Assistenza dei malati inguaribili: Italia solo 24esima
11/07/2017
Assistenza dei malati inguaribili: Gran Bretagna al top, Italia solo 24esima
CURE PALLIATIVE
Ecco l’atlante della buona morte
Assistenza dei malati inguaribili: Gran Bretagna al top, Italia solo 24esima
MILANO – C’è la qualità di vita delle persone: quanto e come si mangia, si dorme, si cammina, comunica o sorride, ad esempio. Ma c’è anche una qualità della morte: se ne parla poco e male, ma ci si pensa spesso. Non di rado sono proprio i malati e le loro famiglie ad infrangere i tabù che circondano il nostro morire. Questa volta è
stato un centro studi anglosassone, The Economist Intelligence Unit (elabora analisi e previsioni per il gruppo editoriale che pubblica The Economist) che ha messo sotto esame 40 Paesi e il modo in cui accompagnano i loro cittadini negli ultimi giorni, stilando anche una classifica: la Gran Bretagna è risultato il posto dove si dà la migliore assistenza di fine vita, l’Italia si piazza solo ventiquattresima, soprattutto per politiche contraddittorie e un accesso discontinuo alle terapie antidolore.
IL PIL CONTA POCO – Commissionata dalla Lien Foundation di Singapore, la ricerca è stata condotta per elaborare un indice utile a misurare la capacità di fornire assistenza di fine vita. Quaranta nazioni sono state valutate con una batteria di 24 indicatori e l’ausilio di sociologi, economisti, medici e specialisti in cure palliative, per vedere come sono in grado di occuparsi dei malati quando la guarigione diventa improbabile. I risultati hanno messo in chiaro che, anche se la vita media va allungandosi, le cure palliative sono una strategia in pochi luoghi al mondo e, contrariamente a quanto ci si potrebbe aspettare, in questo campo Paesi ricchi non sono necessariamente i più virtuosi. Secondo la Worldwide Palliative Care Alliance, nel mondo meno dell’otto per cento di chi ne avrebbe bisogno accede a hospice e cure palliative.
ANGLOSASSONI IN TESTA – In cima alla lista figura la Gran Bretagna, nonostante sia «lontana dall’avere un sistema sanitario perfetto» – scrivono i ricercatori -, soprattutto per la grande consapevolezza della popolazione, per la formazione del personale, l’accesso ai farmaci antidolore e per la trasparenza nella comunicazione fra medico e paziente. Con l’Australia seconda e terza la Nuova Zelanda, la classifica vede diversi Paesi ricchi in posizioni arretrate: Danimarca, Giappone, Italia fra il ventiduesimo e ventiquattresimo posto.
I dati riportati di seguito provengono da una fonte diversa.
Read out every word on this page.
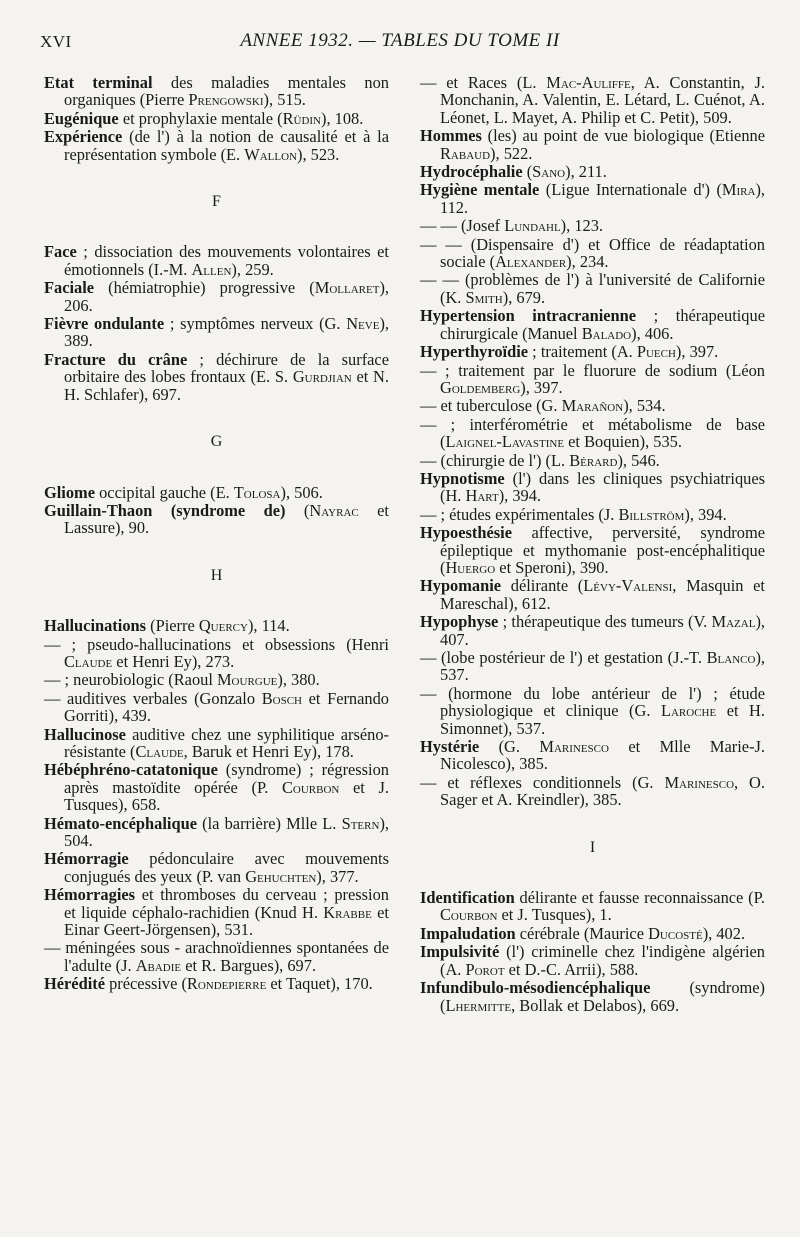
XVI	ANNEE 1932. — TABLES DU TOME II

Etat terminal des maladies mentales non organiques (Pierre Prengowski), 515.

Eugénique et prophylaxie mentale (Rüdin), 108.

Expérience (de l') à la notion de causalité et à la représentation symbole (E. Wallon), 523.

F

Face ; dissociation des mouvements volontaires et émotionnels (I.-M. Allen), 259.

Faciale (hémiatrophie) progressive (Mollaret), 206.

Fièvre ondulante ; symptômes nerveux (G. Neve), 389.

Fracture du crâne ; déchirure de la surface orbitaire des lobes frontaux (E. S. Gurdjian et N. H. Schlafer), 697.

G

Gliome occipital gauche (E. Tolosa), 506.

Guillain-Thaon (syndrome de) (Nayrac et Lassure), 90.

H

Hallucinations (Pierre Quercy), 114.

— ; pseudo-hallucinations et obsessions (Henri Claude et Henri Ey), 273.

— ; neurobiologic (Raoul Mourgue), 380.

— auditives verbales (Gonzalo Bosch et Fernando Gorriti), 439.

Hallucinose auditive chez une syphilitique arséno-résistante (Claude, Baruk et Henri Ey), 178.

Hébéphréno-catatonique (syndrome) ; régression après mastoïdite opérée (P. Courbon et J. Tusques), 658.

Hémato-encéphalique (la barrière) Mlle L. Stern), 504.

Hémorragie pédonculaire avec mouvements conjugués des yeux (P. van Gehuchten), 377.

Hémorragies et thromboses du cerveau ; pression et liquide céphalo-rachidien (Knud H. Krabbe et Einar Geert-Jörgensen), 531.

— méningées sous - arachnoïdiennes spontanées de l'adulte (J. Abadie et R. Bargues), 697.

Hérédité précessive (Rondepierre et Taquet), 170.

— et Races (L. Mac-Auliffe, A. Constantin, J. Monchanin, A. Valentin, E. Létard, L. Cuénot, A. Léonet, L. Mayet, A. Philip et C. Petit), 509.

Hommes (les) au point de vue biologique (Etienne Rabaud), 522.

Hydrocéphalie (Sano), 211.

Hygiène mentale (Ligue Internationale d') (Mira), 112.

— — (Josef Lundahl), 123.

— — (Dispensaire d') et Office de réadaptation sociale (Alexander), 234.

— — (problèmes de l') à l'université de Californie (K. Smith), 679.

Hypertension intracranienne ; thérapeutique chirurgicale (Manuel Balado), 406.

Hyperthyroïdie ; traitement (A. Puech), 397.

— ; traitement par le fluorure de sodium (Léon Goldemberg), 397.

— et tuberculose (G. Marañon), 534.

— ; interférométrie et métabolisme de base (Laignel-Lavastine et Boquien), 535.

— (chirurgie de l') (L. Bérard), 546.

Hypnotisme (l') dans les cliniques psychiatriques (H. Hart), 394.

— ; études expérimentales (J. Billström), 394.

Hypoesthésie affective, perversité, syndrome épileptique et mythomanie post-encéphalitique (Huergo et Speroni), 390.

Hypomanie délirante (Lévy-Valensi, Masquin et Mareschal), 612.

Hypophyse ; thérapeutique des tumeurs (V. Mazal), 407.

— (lobe postérieur de l') et gestation (J.-T. Blanco), 537.

— (hormone du lobe antérieur de l') ; étude physiologique et clinique (G. Laroche et H. Simonnet), 537.

Hystérie (G. Marinesco et Mlle Marie-J. Nicolesco), 385.

— et réflexes conditionnels (G. Marinesco, O. Sager et A. Kreindler), 385.

I

Identification délirante et fausse reconnaissance (P. Courbon et J. Tusques), 1.

Impaludation cérébrale (Maurice Ducosté), 402.

Impulsivité (l') criminelle chez l'indigène algérien (A. Porot et D.-C. Arrii), 588.

Infundibulo-mésodiencéphalique (syndrome) (Lhermitte, Bollak et Delabos), 669.
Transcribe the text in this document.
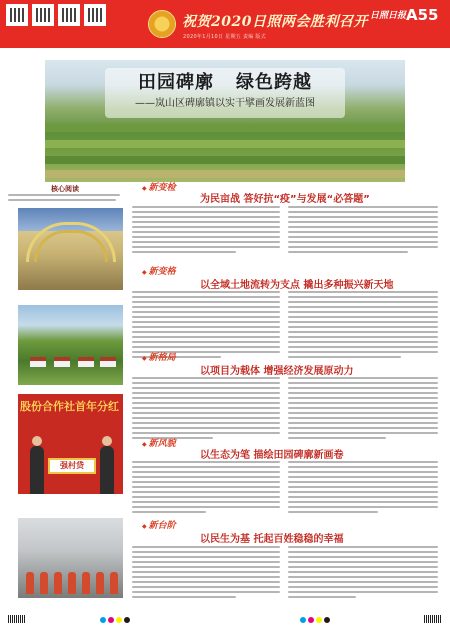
祝贺2020日照两会胜利召开
2020年1月10日 星期五 责编 版式
日照日报 A55
田园碑廓 绿色跨越
——岚山区碑廓镇以实干擘画发展新蓝图
核心阅读
股份合作社首年分红
强村贷
◆ 新变检
为民亩战 答好抗“疫”与发展“必答题”
◆ 新变格
以全域土地流转为支点 撬出多种振兴新天地
◆ 新格局
以项目为载体 增强经济发展原动力
◆ 新风貌
以生态为笔 描绘田园碑廓新画卷
◆ 新台阶
以民生为基 托起百姓稳稳的幸福
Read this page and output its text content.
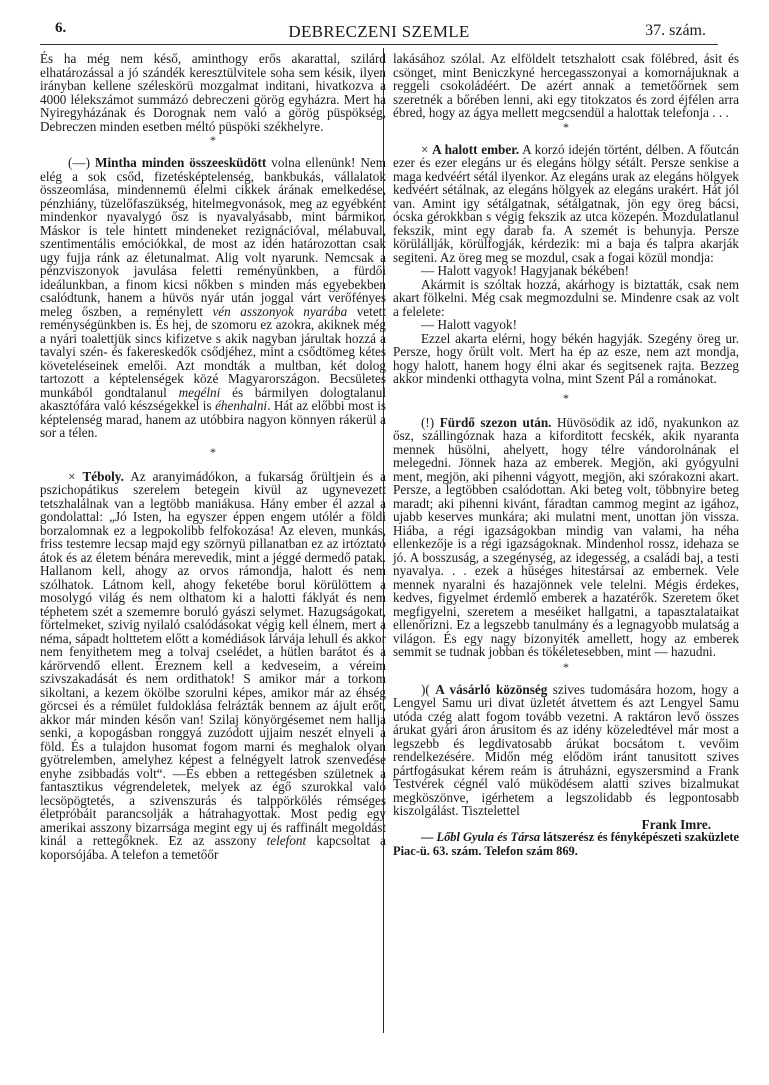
6.	DEBRECZENI SZEMLE	37. szám.

És ha még nem késő, aminthogy erős akarattal, szilárd elhatározással a jó szándék keresztülvitele soha sem késik, ilyen irányban kellene széleskörü mozgalmat inditani, hivatkozva a 4000 lélekszámot summázó debreczeni görög egyházra. Mert ha Nyiregyházának és Dorognak nem való a görög püspökség, Debreczen minden esetben méltó püspöki székhelyre.

*

(—) Mintha minden összeesküdött volna ellenünk! Nem elég a sok csőd, fizetésképtelenség, bankbukás, vállalatok összeomlása, mindennemü élelmi cikkek árának emelkedése, pénzhiány, tüzelőfaszükség, hitelmegvonások, meg az egyébként mindenkor nyavalygó ősz is nyavalyásabb, mint bármikor. Máskor is tele hintett mindeneket rezignációval, mélabuval, szentimentális emóciókkal, de most az idén határozottan csak ugy fujja ránk az életunalmat. Alig volt nyarunk. Nemcsak a pénzviszonyok javulása feletti reményünkben, a fürdői ideálunkban, a finom kicsi nőkben s minden más egyebekben csalódtunk, hanem a hüvös nyár után joggal várt verőfényes meleg őszben, a reménylett vén asszonyok nyarába vetett reménységünkben is. És hej, de szomoru ez azokra, akiknek még a nyári toalettjük sincs kifizetve s akik nagyban járultak hozzá a tavalyi szén- és fakereskedők csődjéhez, mint a csődtömeg kétes követeléseinek emelői. Azt mondták a multban, két dolog tartozott a képtelenségek közé Magyarországon. Becsületes munkából gondtalanul megélni és bármilyen dologtalanul akasztófára való készségekkel is éhenhalni. Hát az előbbi most is képtelenség marad, hanem az utóbbira nagyon könnyen rákerül a sor a télen.

*

× Téboly. Az aranyimádókon, a fukarság őrültjein és a pszichopátikus szerelem betegein kivül az ugynevezett tetszhalálnak van a legtöbb maniákusa. Hány ember él azzal a gondolattal: „Jó Isten, ha egyszer éppen engem utólér a földi borzalomnak ez a legpokolibb felfokozása! Az eleven, munkás, friss testemre lecsap majd egy szörnyü pillanatban ez az irtóztató átok és az életem bénára merevedik, mint a jéggé dermedő patak. Hallanom kell, ahogy az orvos rámondja, halott és nem szólhatok. Látnom kell, ahogy feketébe borul körülöttem a mosolygó világ és nem olthatom ki a halotti fáklyát és nem téphetem szét a szememre boruló gyászi selymet. Hazugságokat, förtelmeket, szivig nyilaló csalódásokat végig kell élnem, mert a néma, sápadt holttetem előtt a komédiások lárvája lehull és akkor nem fenyithetem meg a tolvaj cselédet, a hütlen barátot és a kárörvendő ellent. Éreznem kell a kedveseim, a véreim szivszakadását és nem ordithatok! S amikor már a torkom sikoltani, a kezem ökölbe szorulni képes, amikor már az éhség görcsei és a rémület fuldoklása felrázták bennem az ájult erőt, akkor már minden későn van! Szilaj könyörgésemet nem hallja senki, a kopogásban ronggyá zuzódott ujjaim neszét elnyeli a föld. És a tulajdon husomat fogom marni és meghalok olyan gyötrelemben, amelyhez képest a felnégyelt latrok szenvedése enyhe zsibbadás volt“. —És ebben a rettegésben születnek a fantasztikus végrendeletek, melyek az égő szurokkal való lecsöpögtetés, a szivenszurás és talppörkölés rémséges életpróbáit parancsolják a hátrahagyottak. Most pedig egy amerikai asszony bizarrsága megint egy uj és raffinált megoldást kinál a rettegőknek. Ez az asszony telefont kapcsoltat a koporsójába. A telefon a temetőőr

lakásához szólal. Az elföldelt tetszhalott csak fölébred, ásit és csönget, mint Beniczkyné hercegasszonyai a komornájuknak a reggeli csokoládéért. De azért annak a temetőőrnek sem szeretnék a bőrében lenni, aki egy titokzatos és zord éjfélen arra ébred, hogy az ágya mellett megcsendül a halottak telefonja . . .

*

× A halott ember. A korzó idején történt, délben. A főutcán ezer és ezer elegáns ur és elegáns hölgy sétált. Persze senkise a maga kedvéért sétál ilyenkor. Az elegáns urak az elegáns hölgyek kedvéért sétálnak, az elegáns hölgyek az elegáns urakért. Hát jól van. Amint igy sétálgatnak, sétálgatnak, jön egy öreg bácsi, ócska gérokkban s végig fekszik az utca közepén. Mozdulatlanul fekszik, mint egy darab fa. A szemét is behunyja. Persze körülállják, körülfogják, kérdezik: mi a baja és talpra akarják segiteni. Az öreg meg se mozdul, csak a fogai közül mondja:

— Halott vagyok! Hagyjanak békében!

Akármit is szóltak hozzá, akárhogy is biztatták, csak nem akart fölkelni. Még csak megmozdulni se. Mindenre csak az volt a felelete:

— Halott vagyok!

Ezzel akarta elérni, hogy békén hagyják. Szegény öreg ur. Persze, hogy őrült volt. Mert ha ép az esze, nem azt mondja, hogy halott, hanem hogy élni akar és segitsenek rajta. Bezzeg akkor mindenki otthagyta volna, mint Szent Pál a románokat.

*

(!) Fürdő szezon után. Hüvösödik az idő, nyakunkon az ősz, szállingóznak haza a kiforditott fecskék, akik nyaranta mennek hüsölni, ahelyett, hogy télre vándorolnának el melegedni. Jönnek haza az emberek. Megjön, aki gyógyulni ment, megjön, aki pihenni vágyott, megjön, aki szórakozni akart. Persze, a legtöbben csalódottan. Aki beteg volt, többnyire beteg maradt; aki pihenni kivánt, fáradtan cammog megint az igához, ujabb keserves munkára; aki mulatni ment, unottan jön vissza. Hiába, a régi igazságokban mindig van valami, ha néha ellenkezője is a régi igazságoknak. Mindenhol rossz, idehaza se jó. A bosszuság, a szegénység, az idegesség, a családi baj, a testi nyavalya. . . ezek a hüséges hitestársai az embernek. Vele mennek nyaralni és hazajönnek vele telelni. Mégis érdekes, kedves, figyelmet érdemlő emberek a hazatérők. Szeretem őket megfigyelni, szeretem a meséiket hallgatni, a tapasztalataikat ellenőrizni. Ez a legszebb tanulmány és a legnagyobb mulatság a világon. És egy nagy bizonyiték amellett, hogy az emberek semmit se tudnak jobban és tökéletesebben, mint — hazudni.

*

)( A vásárló közönség szives tudomására hozom, hogy a Lengyel Samu uri divat üzletét átvettem és azt Lengyel Samu utóda czég alatt fogom tovább vezetni. A raktáron levő összes árukat gyári áron árusitom és az idény közeledtével már most a legszebb és legdivatosabb árúkat bocsátom t. vevőim rendelkezésére. Midőn még elődöm iránt tanusitott szives pártfogásukat kérem reám is átruházni, egyszersmind a Frank Testvérek cégnél való müködésem alatti szives bizalmukat megköszönve, igérhetem a legszolidabb és legpontosabb kiszolgálást. Tisztelettel

Frank Imre.

— Lőbl Gyula és Társa látszerész és fényképészeti szaküzlete Piac-ü. 63. szám. Telefon szám 869.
In fondo, Cina, Brasile, India e Uganda, con alcune eccezioni interne, come lo stato indiano del Kerala, che spicca per i servizi di assistenza a domicilio e in hospice. «In Italia lo sviluppo delle cure palliative ha avuto una storia discontinua con una mancanza di coordinamento e fino a tempi recenti un accesso inadeguato ai farmaci oppiacei» ha commentato David Clark, esperto dell’università di Glasgow e fondatore dell’International Observatory on End of Life Care, l’osservatorio internazionale sull’assistenza di fine vita.
I TABÙ SI PAGANO CARI – The Economist Intelligence Unit ha tratto dai risultati dello studio e delle interviste agli esperti cinque conclusioni. Primo: combattere i tabù culturali sulla percezione della morte è fondamentale per migliorare le cure palliative. Nelle società occidentali la morte è stata medicalizzata, è importante curare per guarire, no per far star meglio, e troppo spesso l’assistenza in hospice viene negativamente associata al gettare la spugna. Secondo: il dibattito su eutanasia o suicidio assistito, spesso condotto con clamore su giornali e televisione, non coinvolge grandi fette di popolazione, ma può servire a far pressioni per migliorare il sistema di cure palliative. Terzo: la disponibilità di farmaci per controllare il dolore è la questione pratica più importante. Quarto: troppo spesso le cure palliative non sono rimborsate dallo stato, ma sono disponibili solo grazie a associazioni e enti caritatevoli (gli autori citano gli Usa, dove le assicurazioni mediche pubbliche rimborsano le cure palliative solo ai pazienti che rinunciano ai trattamenti curativi). Infine, quinto punto: migliorare le cure palliative significa in ultima analisi risparmiare. Aumentando assistenza domiciliare e in hospice si possono ridurre i costi dei ricoveri ospedalieri e degli accessi al Pronto soccorso.